Il s’écarta très légèrement de moi. J’eus l’impression de croiser le regard de son père. Je chassai cette image de mon esprit et me concentrai sur l’enfant qu’il était. J’essuyai ses joues avec mes mains.

— Il n’est pas parti. On va le retrouver après le petit déjeuner, ça te va ?

Il hocha la tête.

— Viens à table.

D’instinct, il s’assit à côté de moi. Les assiettes étaient servies, les tasses remplies. Declan restait recroquevillé sur lui-même.

— Tout va bien, je te l’ai dit. Fais-moi confiance. Mange, maintenant.

Durant notre petite conversation, je n’avais pas prêté attention à ce qui se passait. Tout le monde nous fixait. Abby me sourit doucement. Je fis le choix de ne pas réagir et plantai ma fourchette dans mes œufs brouillés.

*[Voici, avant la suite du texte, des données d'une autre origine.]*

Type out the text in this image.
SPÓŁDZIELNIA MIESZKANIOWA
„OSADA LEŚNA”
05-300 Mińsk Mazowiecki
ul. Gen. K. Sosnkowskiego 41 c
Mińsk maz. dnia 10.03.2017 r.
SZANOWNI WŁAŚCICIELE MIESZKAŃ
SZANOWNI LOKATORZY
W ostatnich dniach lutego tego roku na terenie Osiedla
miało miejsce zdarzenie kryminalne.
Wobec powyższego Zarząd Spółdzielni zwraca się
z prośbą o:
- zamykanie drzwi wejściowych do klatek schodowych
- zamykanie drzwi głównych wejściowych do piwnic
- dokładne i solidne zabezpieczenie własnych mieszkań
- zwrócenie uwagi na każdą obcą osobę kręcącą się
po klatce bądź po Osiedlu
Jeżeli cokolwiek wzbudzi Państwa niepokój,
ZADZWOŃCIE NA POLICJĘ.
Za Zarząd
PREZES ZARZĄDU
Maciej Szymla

Une heure plus tard, Judith me laissa conduire le Range. En me garant devant le cottage d’Edward, je l’aperçus sur la plage avec son chien, une cigarette aux lèvres. Declan était surexcité à l’arrière de la voiture, et Judith ouvrit sa portière à toute vitesse. Il fila comme l’éclair en courant vers son père, qui se retourna en l’entendant l’appeler. Declan sauta dans ses bras, Edward le souleva, et le serra contre lui. Puis il le reposa, se mit à sa hauteur, lui ébouriffa les cheveux et engagea la conversation. Declan faisait de grands gestes pour lui expliquer quelque chose, pendant que Postman Pat jappait autour d’eux. Edward, tout en calmant le chien, souriait à son fils, un vrai sourire comme il était capable d’en faire, il était heureux, soulagé. Assister à cette scène me bouleversa, ils étaient si beaux tous les deux, et touchants. Edward était vraiment devenu un père, je n’avais plus de doutes. Il était gauche, pudique, mais viscéralement attaché à son enfant. À cet instant, je sentais que plus rien d’autre ne comptait pour lui que d’avoir retrouvé son petit garçon. Comme je le comprenais… Il devait vraiment être épuisé pour nous l’avoir laissé la nuit passée. La séparation semblait aussi difficile pour l’un que pour l’autre. Je restai en retrait le temps que mes larmes refluent, tandis que Judith les rejoignait. Le frère et la sœur échangèrent une accolade. Je marchai lentement vers eux. Judith s’éloigna en courant sur la plage, rapidement suivie par Declan et Postman Pat. On pouvait se demander, de la tante ou du neveu, qui était l’enfant. J’arrivai près d’Edward et lui tendis ses clés de voiture. Une nuit ne suffirait pas à le requinquer.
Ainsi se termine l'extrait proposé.